The funds will help create the first joint McCaughey Memorial Institute-CSU Chair in Animal Production, as well as a support network for the University’s new veterinary graduates, who are due to commence graduating in 2010.
 
“This is the largest financial contribution to date from a single supporter of CSU’s veterinary science program. We are overwhelmed by the generosity shown by the trustees of the Institute,” said CSU Director of Veterinary Science, Professor Kym Abbott.
 
As a result of the announcement, one of Australia’s leading research scientists in animal production, Dr Peter Wynn, has accepted the inaugural position, commencing in 2008.
 
A former Associate Professor at the University of Sydney and a senior CSIRO research scientist, Dr Wynn comes to CSU with an active research program in dairy cattle production and extension in Pakistan, funded by the Australian Centre for International Agricultural Research, and two research projects involving endocrinological and food conversion efficiency in pigs, funded by the national Pork Cooperative Research Centre.
 
“With his very strong record in research and education relevant to the livestock industries, Dr Wynn has identified strong alignment between his interests and those developing at CSU and we are delighted to have him on board in 2008,” said Professor Abbott.
 
The second project to receive MMI funding aims to develop a web-based support network for CSU graduates in veterinary science, to commence operating in the next three years.
 
“Many new graduates will require considerable support during their transition into busy clinical veterinary practices and this can be particularly challenging for rural veterinary practice, due to remote locations and reduced opportunity for case referral,” Professor Abbott said.
 
In preparation for the first CSU veterinary science graduates in 2010, CSU will develop an online postgraduate support service to provide timely, accurate and relevant information to its graduates.
 
The McCaughey Memorial Institute is an Australian philanthropic trust established by the McCaughey family in 1945 as a memorial to two family members killed in World War II - Samuel Michael McCaughey and David MacPherson.

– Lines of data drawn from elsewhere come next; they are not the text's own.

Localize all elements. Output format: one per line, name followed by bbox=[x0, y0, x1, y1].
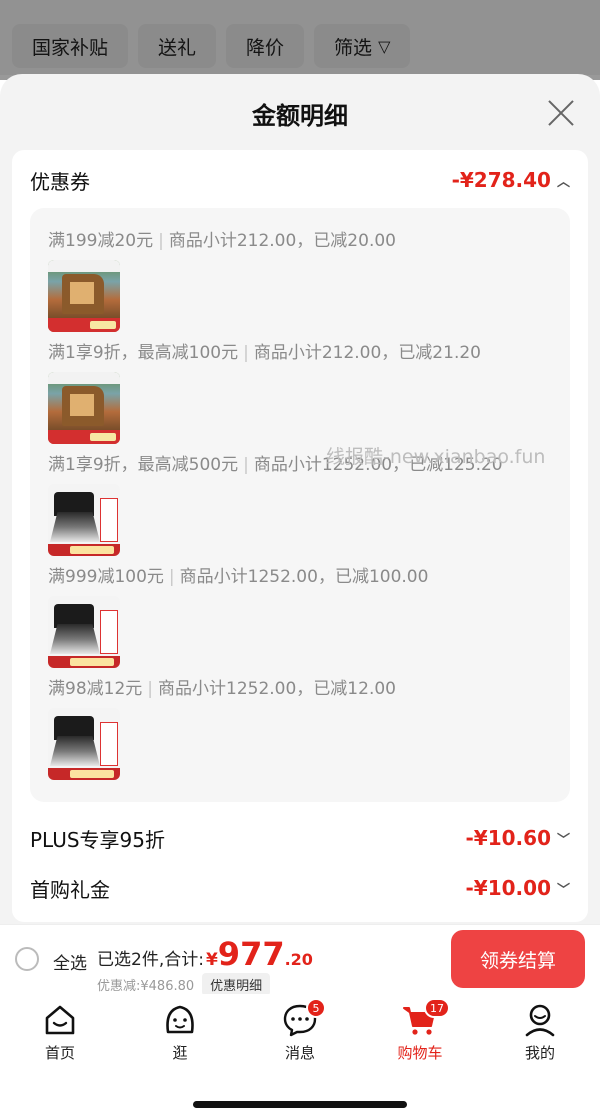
modal-backdrop[interactable] bbox=[0, 0, 600, 80]
total-integer: 977 bbox=[217, 935, 285, 973]
chevron-up-icon: ︿ bbox=[556, 174, 570, 190]
message-badge: 5 bbox=[306, 998, 326, 1018]
nav-item-messages[interactable]: 5 消息 bbox=[260, 998, 340, 1063]
nav-label: 我的 bbox=[524, 1044, 555, 1062]
nav-item-browse[interactable]: 逛 bbox=[140, 1002, 220, 1063]
discount-card: 优惠券 -¥278.40 ︿ 满199减20元 | 商品小计212.00，已减20.0… bbox=[12, 150, 588, 922]
plus-discount-row[interactable]: PLUS专享95折 -¥10.60 ﹀ bbox=[30, 820, 570, 856]
cart-badge: 17 bbox=[424, 998, 450, 1018]
chevron-down-icon: ﹀ bbox=[556, 832, 570, 848]
select-all-checkbox[interactable] bbox=[15, 947, 39, 971]
first-purchase-label: 首购礼金 bbox=[30, 877, 110, 902]
nav-item-cart[interactable]: 17 购物车 bbox=[380, 998, 460, 1063]
nav-label: 消息 bbox=[284, 1044, 315, 1062]
amount-detail-sheet: 金额明细 优惠券 -¥278.40 ︿ 满199减20元 | 商品小计212.00，已… bbox=[0, 74, 600, 924]
coupon-rules-panel: 满199减20元 | 商品小计212.00，已减20.00 满1享9折，最高减100… bbox=[30, 208, 570, 802]
first-purchase-row[interactable]: 首购礼金 -¥10.00 ﹀ bbox=[30, 870, 570, 906]
home-icon bbox=[45, 1005, 75, 1035]
plus-discount-label: PLUS专享95折 bbox=[30, 827, 165, 852]
total-summary: 已选2件,合计: ¥ 977 .20 bbox=[97, 935, 313, 973]
product-thumbnail-dollhouse[interactable] bbox=[48, 260, 120, 332]
coupon-rule: 满1享9折，最高减100元 | 商品小计212.00，已减21.20 bbox=[48, 343, 481, 363]
sheet-title: 金额明细 bbox=[252, 102, 348, 130]
product-thumbnail-skirt[interactable] bbox=[48, 708, 120, 780]
coupon-rule: 满199减20元 | 商品小计212.00，已减20.00 bbox=[48, 231, 396, 251]
product-thumbnail-dollhouse[interactable] bbox=[48, 372, 120, 444]
discount-total: 优惠减:¥486.80 bbox=[97, 979, 195, 994]
checkout-bar: 全选 已选2件,合计: ¥ 977 .20 优惠减:¥486.80 优惠明细 领… bbox=[0, 924, 600, 996]
coupon-rule: 满999减100元 | 商品小计1252.00，已减100.00 bbox=[48, 567, 429, 587]
checkout-button[interactable]: 领券结算 bbox=[451, 930, 585, 988]
total-decimal: .20 bbox=[284, 950, 313, 969]
nav-label: 逛 bbox=[172, 1044, 188, 1062]
first-purchase-amount: -¥10.00 bbox=[465, 876, 551, 900]
user-icon bbox=[525, 1004, 555, 1037]
coupon-rule: 满98减12元 | 商品小计1252.00，已减12.00 bbox=[48, 679, 396, 699]
face-icon bbox=[166, 1005, 194, 1034]
selected-count: 已选2件,合计: bbox=[97, 950, 204, 970]
currency-symbol: ¥ bbox=[205, 950, 218, 970]
product-thumbnail-skirt[interactable] bbox=[48, 596, 120, 668]
coupon-label: 优惠券 bbox=[30, 169, 90, 194]
coupon-amount: -¥278.40 bbox=[451, 168, 551, 192]
home-indicator bbox=[193, 1101, 407, 1108]
chevron-down-icon: ﹀ bbox=[556, 882, 570, 898]
select-all-label[interactable]: 全选 bbox=[53, 949, 87, 974]
close-icon[interactable] bbox=[544, 96, 578, 130]
plus-discount-amount: -¥10.60 bbox=[465, 826, 551, 850]
nav-label: 购物车 bbox=[397, 1044, 443, 1062]
nav-label: 首页 bbox=[44, 1044, 75, 1062]
watermark: 线报酷-new.xianbao.fun bbox=[326, 446, 546, 468]
nav-item-profile[interactable]: 我的 bbox=[500, 1002, 580, 1063]
product-thumbnail-skirt[interactable] bbox=[48, 484, 120, 556]
discount-summary: 优惠减:¥486.80 优惠明细 bbox=[97, 973, 271, 996]
nav-item-home[interactable]: 首页 bbox=[20, 1002, 100, 1063]
coupon-row[interactable]: 优惠券 -¥278.40 ︿ bbox=[30, 162, 570, 198]
discount-detail-button[interactable]: 优惠明细 bbox=[202, 973, 271, 996]
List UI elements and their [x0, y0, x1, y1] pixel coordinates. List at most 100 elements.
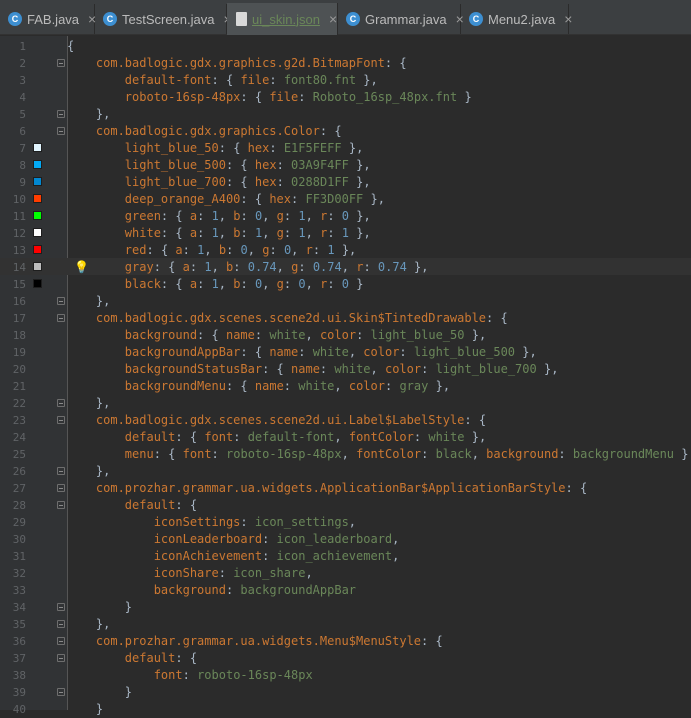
fold-toggle-icon[interactable]: [57, 484, 65, 492]
code-line[interactable]: 30 iconLeaderboard: icon_leaderboard,: [0, 531, 691, 548]
line-number: 24: [12, 431, 26, 444]
tab-ui-skin-json[interactable]: ui_skin.json ×: [227, 3, 338, 35]
fold-toggle-icon[interactable]: [57, 688, 65, 696]
code-line[interactable]: 31 iconAchievement: icon_achievement,: [0, 548, 691, 565]
code-text: },: [95, 464, 111, 478]
code-line[interactable]: 33 background: backgroundAppBar: [0, 582, 691, 599]
tab-label: Grammar.java: [365, 11, 447, 27]
code-line[interactable]: 25 menu: { font: roboto-16sp-48px, fontC…: [0, 446, 691, 463]
fold-toggle-icon[interactable]: [57, 399, 65, 407]
code-line[interactable]: 34 }: [0, 599, 691, 616]
code-line[interactable]: 12 white: { a: 1, b: 1, g: 1, r: 1 },: [0, 225, 691, 242]
code-line[interactable]: 37 default: {: [0, 650, 691, 667]
close-icon[interactable]: ×: [329, 11, 337, 27]
line-number: 6: [19, 125, 26, 138]
line-number: 10: [12, 193, 26, 206]
line-number: 19: [12, 346, 26, 359]
code-line[interactable]: 23 com.badlogic.gdx.scenes.scene2d.ui.La…: [0, 412, 691, 429]
color-swatch-icon[interactable]: [33, 177, 42, 186]
color-swatch-icon[interactable]: [33, 262, 42, 271]
code-line[interactable]: 35 },: [0, 616, 691, 633]
fold-toggle-icon[interactable]: [57, 127, 65, 135]
code-line[interactable]: 18 background: { name: white, color: lig…: [0, 327, 691, 344]
close-icon[interactable]: ×: [564, 11, 572, 27]
code-line[interactable]: 6 com.badlogic.gdx.graphics.Color: {: [0, 123, 691, 140]
code-line[interactable]: 17 com.badlogic.gdx.scenes.scene2d.ui.Sk…: [0, 310, 691, 327]
code-text: iconLeaderboard: icon_leaderboard,: [153, 532, 400, 546]
code-line[interactable]: 19 backgroundAppBar: { name: white, colo…: [0, 344, 691, 361]
code-line[interactable]: 24 default: { font: default-font, fontCo…: [0, 429, 691, 446]
line-number: 1: [19, 40, 26, 53]
line-number: 30: [12, 533, 26, 546]
code-line[interactable]: 27 com.prozhar.grammar.ua.widgets.Applic…: [0, 480, 691, 497]
json-file-icon: [236, 12, 247, 26]
line-number: 31: [12, 550, 26, 563]
code-line[interactable]: 22 },: [0, 395, 691, 412]
code-line[interactable]: 29 iconSettings: icon_settings,: [0, 514, 691, 531]
code-text: },: [95, 107, 111, 121]
code-line[interactable]: 39 }: [0, 684, 691, 701]
code-text: red: { a: 1, b: 0, g: 0, r: 1 },: [124, 243, 357, 257]
color-swatch-icon[interactable]: [33, 228, 42, 237]
line-number: 26: [12, 465, 26, 478]
code-line[interactable]: 28 default: {: [0, 497, 691, 514]
code-line[interactable]: 32 iconShare: icon_share,: [0, 565, 691, 582]
code-line[interactable]: 15 black: { a: 1, b: 0, g: 0, r: 0 }: [0, 276, 691, 293]
fold-toggle-icon[interactable]: [57, 620, 65, 628]
fold-toggle-icon[interactable]: [57, 59, 65, 67]
fold-toggle-icon[interactable]: [57, 314, 65, 322]
color-swatch-icon[interactable]: [33, 160, 42, 169]
fold-toggle-icon[interactable]: [57, 297, 65, 305]
code-text: default: {: [124, 498, 198, 512]
code-text: menu: { font: roboto-16sp-48px, fontColo…: [124, 447, 689, 461]
color-swatch-icon[interactable]: [33, 279, 42, 288]
code-text: default-font: { file: font80.fnt },: [124, 73, 378, 87]
code-line[interactable]: 4 roboto-16sp-48px: { file: Roboto_16sp_…: [0, 89, 691, 106]
tab-menu2-java[interactable]: C Menu2.java ×: [461, 4, 572, 34]
code-line[interactable]: 9 light_blue_700: { hex: 0288D1FF },: [0, 174, 691, 191]
line-number: 3: [19, 74, 26, 87]
code-text: backgroundMenu: { name: white, color: gr…: [124, 379, 451, 393]
code-text: background: backgroundAppBar: [153, 583, 357, 597]
tab-testscreen-java[interactable]: CTestScreen.java×: [95, 4, 232, 34]
code-text: com.prozhar.grammar.ua.widgets.Menu$Menu…: [95, 634, 443, 648]
code-line[interactable]: 7 light_blue_50: { hex: E1F5FEFF },: [0, 140, 691, 157]
code-line[interactable]: 8 light_blue_500: { hex: 03A9F4FF },: [0, 157, 691, 174]
tab-fab-java[interactable]: C FAB.java ×: [0, 4, 96, 34]
tab-grammar-java[interactable]: C Grammar.java ×: [338, 4, 464, 34]
code-line[interactable]: 16 },: [0, 293, 691, 310]
fold-toggle-icon[interactable]: [57, 467, 65, 475]
fold-toggle-icon[interactable]: [57, 501, 65, 509]
line-number: 22: [12, 397, 26, 410]
code-text: iconShare: icon_share,: [153, 566, 313, 580]
line-number: 4: [19, 91, 26, 104]
code-text: green: { a: 1, b: 0, g: 1, r: 0 },: [124, 209, 371, 223]
line-number: 9: [19, 176, 26, 189]
code-line[interactable]: 20 backgroundStatusBar: { name: white, c…: [0, 361, 691, 378]
code-line[interactable]: 26 },: [0, 463, 691, 480]
code-line[interactable]: 21 backgroundMenu: { name: white, color:…: [0, 378, 691, 395]
code-line[interactable]: 13 red: { a: 1, b: 0, g: 0, r: 1 },: [0, 242, 691, 259]
fold-toggle-icon[interactable]: [57, 654, 65, 662]
fold-toggle-icon[interactable]: [57, 416, 65, 424]
fold-toggle-icon[interactable]: [57, 110, 65, 118]
code-line[interactable]: 36 com.prozhar.grammar.ua.widgets.Menu$M…: [0, 633, 691, 650]
color-swatch-icon[interactable]: [33, 143, 42, 152]
code-line[interactable]: 1{: [0, 38, 691, 55]
color-swatch-icon[interactable]: [33, 211, 42, 220]
code-line[interactable]: 5 },: [0, 106, 691, 123]
color-swatch-icon[interactable]: [33, 194, 42, 203]
code-line[interactable]: 2 com.badlogic.gdx.graphics.g2d.BitmapFo…: [0, 55, 691, 72]
code-line[interactable]: 38 font: roboto-16sp-48px: [0, 667, 691, 684]
color-swatch-icon[interactable]: [33, 245, 42, 254]
class-icon: C: [103, 12, 117, 26]
line-number: 33: [12, 584, 26, 597]
code-line[interactable]: 10 deep_orange_A400: { hex: FF3D00FF },: [0, 191, 691, 208]
fold-toggle-icon[interactable]: [57, 637, 65, 645]
code-line[interactable]: 14 💡 gray: { a: 1, b: 0.74, g: 0.74, r: 0…: [0, 259, 691, 276]
code-text: {: [67, 39, 75, 53]
code-line[interactable]: 11 green: { a: 1, b: 0, g: 1, r: 0 },: [0, 208, 691, 225]
line-number: 15: [12, 278, 26, 291]
fold-toggle-icon[interactable]: [57, 603, 65, 611]
code-line[interactable]: 3 default-font: { file: font80.fnt },: [0, 72, 691, 89]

Its core asset was part of Coree Station, near Jerilderie in southern NSW.
 
The trust funds agricultural research and aids in the education of the future agriculturalists for Australia by supporting universities to start relevant, innovative agricultural courses. One project led directly to developing assisted reproduction techniques and many researchers involved in the project became world famous in the field of IVF in humans.
 
MMI also funds a number of undergraduate scholarships and in the past has funded postgraduate scholars and research into plant breeding and genetic markers.